HIIT, Tabata, CrossFit
High Intensity Interval Training (HIIT), Tabata, and cross fit are all great forms of exercise for those who don’t mind some grit and like to do some serious work in a short amount of time. You know that when we are taking these classes you are going to feel the burn and you are surrounded by high energy movement and impact, your adrenaline may be pumping, however extreme caution needs to be taken with regards to your posture in these environments. A lot of advanced olympic lifts are really required to be moved safely through these classes because you are moving very quickly, drill sergeant style, pushing yourself to the max for as long and heavy as you can.
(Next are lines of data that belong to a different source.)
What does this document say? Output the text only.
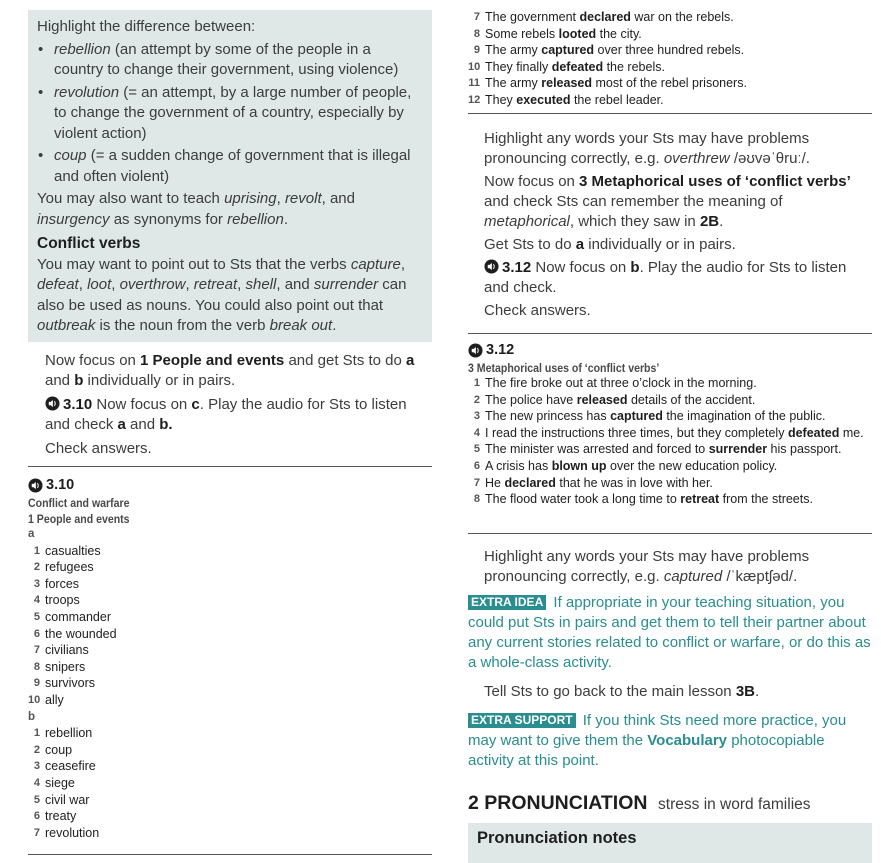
Highlight the difference between:

• rebellion (an attempt by some of the people in a country to change their government, using violence)
• revolution (= an attempt, by a large number of people, to change the government of a country, especially by violent action)
• coup (= a sudden change of government that is illegal and often violent)

You may also want to teach uprising, revolt, and insurgency as synonyms for rebellion.

Conflict verbs

You may want to point out to Sts that the verbs capture, defeat, loot, overthrow, retreat, shell, and surrender can also be used as nouns. You could also point out that outbreak is the noun from the verb break out.

Now focus on 1 People and events and get Sts to do a and b individually or in pairs.

3.10 Now focus on c. Play the audio for Sts to listen and check a and b.

Check answers.

3.10
Conflict and warfare
1 People and events
a
1 casualties
2 refugees
3 forces
4 troops
5 commander
6 the wounded
7 civilians
8 snipers
9 survivors
10 ally
b
1 rebellion
2 coup
3 ceasefire
4 siege
5 civil war
6 treaty
7 revolution
7 The government declared war on the rebels.
8 Some rebels looted the city.
9 The army captured over three hundred rebels.
10 They finally defeated the rebels.
11 The army released most of the rebel prisoners.
12 They executed the rebel leader.

Highlight any words your Sts may have problems pronouncing correctly, e.g. overthrew /əʊvəˈθruː/.

Now focus on 3 Metaphorical uses of ‘conflict verbs’ and check Sts can remember the meaning of metaphorical, which they saw in 2B.

Get Sts to do a individually or in pairs.

3.12 Now focus on b. Play the audio for Sts to listen and check.

Check answers.

3.12
3 Metaphorical uses of ‘conflict verbs’
1 The fire broke out at three o’clock in the morning.
2 The police have released details of the accident.
3 The new princess has captured the imagination of the public.
4 I read the instructions three times, but they completely defeated me.
5 The minister was arrested and forced to surrender his passport.
6 A crisis has blown up over the new education policy.
7 He declared that he was in love with her.
8 The flood water took a long time to retreat from the streets.

Highlight any words your Sts may have problems pronouncing correctly, e.g. captured /ˈkæptʃəd/.

EXTRA IDEA If appropriate in your teaching situation, you could put Sts in pairs and get them to tell their partner about any current stories related to conflict or warfare, or do this as a whole-class activity.

Tell Sts to go back to the main lesson 3B.

EXTRA SUPPORT If you think Sts need more practice, you may want to give them the Vocabulary photocopiable activity at this point.

2 PRONUNCIATION stress in word families
Pronunciation notes
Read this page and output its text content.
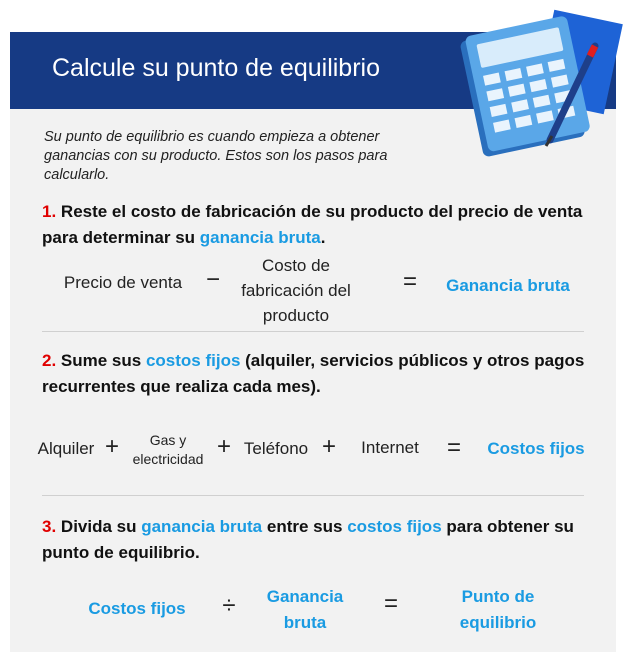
Calcule su punto de equilibrio
Su punto de equilibrio es cuando empieza a obtener ganancias con su producto. Estos son los pasos para calcularlo.
1. Reste el costo de fabricación de su producto del precio de venta para determinar su ganancia bruta.
Precio de venta −
Costo de fabricación del producto
=	Ganancia bruta
2. Sume sus costos fijos (alquiler, servicios públicos y otros pagos recurrentes que realiza cada mes).
Alquiler +	Gas y electricidad + Teléfono +	Internet	=	Costos fijos
3. Divida su ganancia bruta entre sus costos fijos para obtener su punto de equilibrio.
Costos fijos	÷	Ganancia bruta
=	Punto de equilibrio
Here, I would advise working with a trainer for a bit to get some of the basics of the squat, deadlift/hinge, pull up, swing, and a perfect pushup really mastered. I would also advise you to listen to your own body versus any instructor advocating for you to really go beyond your limit. I would move within a range of motion that feels natural for you (so if you are advised to take your squat super low and you don’t feel comfortable at 90 degrees, keep squatting at what feels most comfortable for you. Even though these classes are quickly paced, never sacrifice your form for the sake of more reps; if you notice that you are starting to lose coordination and you feel that momentum is moving you versus deliberate back and forth control of the body, and you feel an internal voice in you saying, “huhn? Something feels unnatural, this is not a burn and beyond ‘awkward’ sensation” then rest. You want to keep a tension that you can hold that feels pretty breezy at first and then by the last few repetitions that is when the limit of comfortably challenged comes in. That means using the right weights, performing a feasible range of motion that feels right for you, keeping your shoulder blades up back and down, and your core tight all throughout. These classes are best if the lifts and exercises themselves are practiced at an even pace with a skilled fitness professional safely during the weeks of taking such classes or beforehand.
Tools for a bum neck
I have ordered and highly recommend Bigsize Cervical Neck Traction Device for Instant Neck Pain Relief, whihc you can ge ton Amazon. . Yeah you look ridic wearling it, but it elongates the joint sand makes you feel so much better.
For rollng out knots in the upper back, you will definitely want to also get Bidem Tennis balls.
Another device I highly recommend is the Tempurpedic pillow. How you sleep on your neck heavily influences how your neck feels the next day. Do NOT pile on the pillows, because that compresses your spine at an unnatural angle and restricts movement of the joints.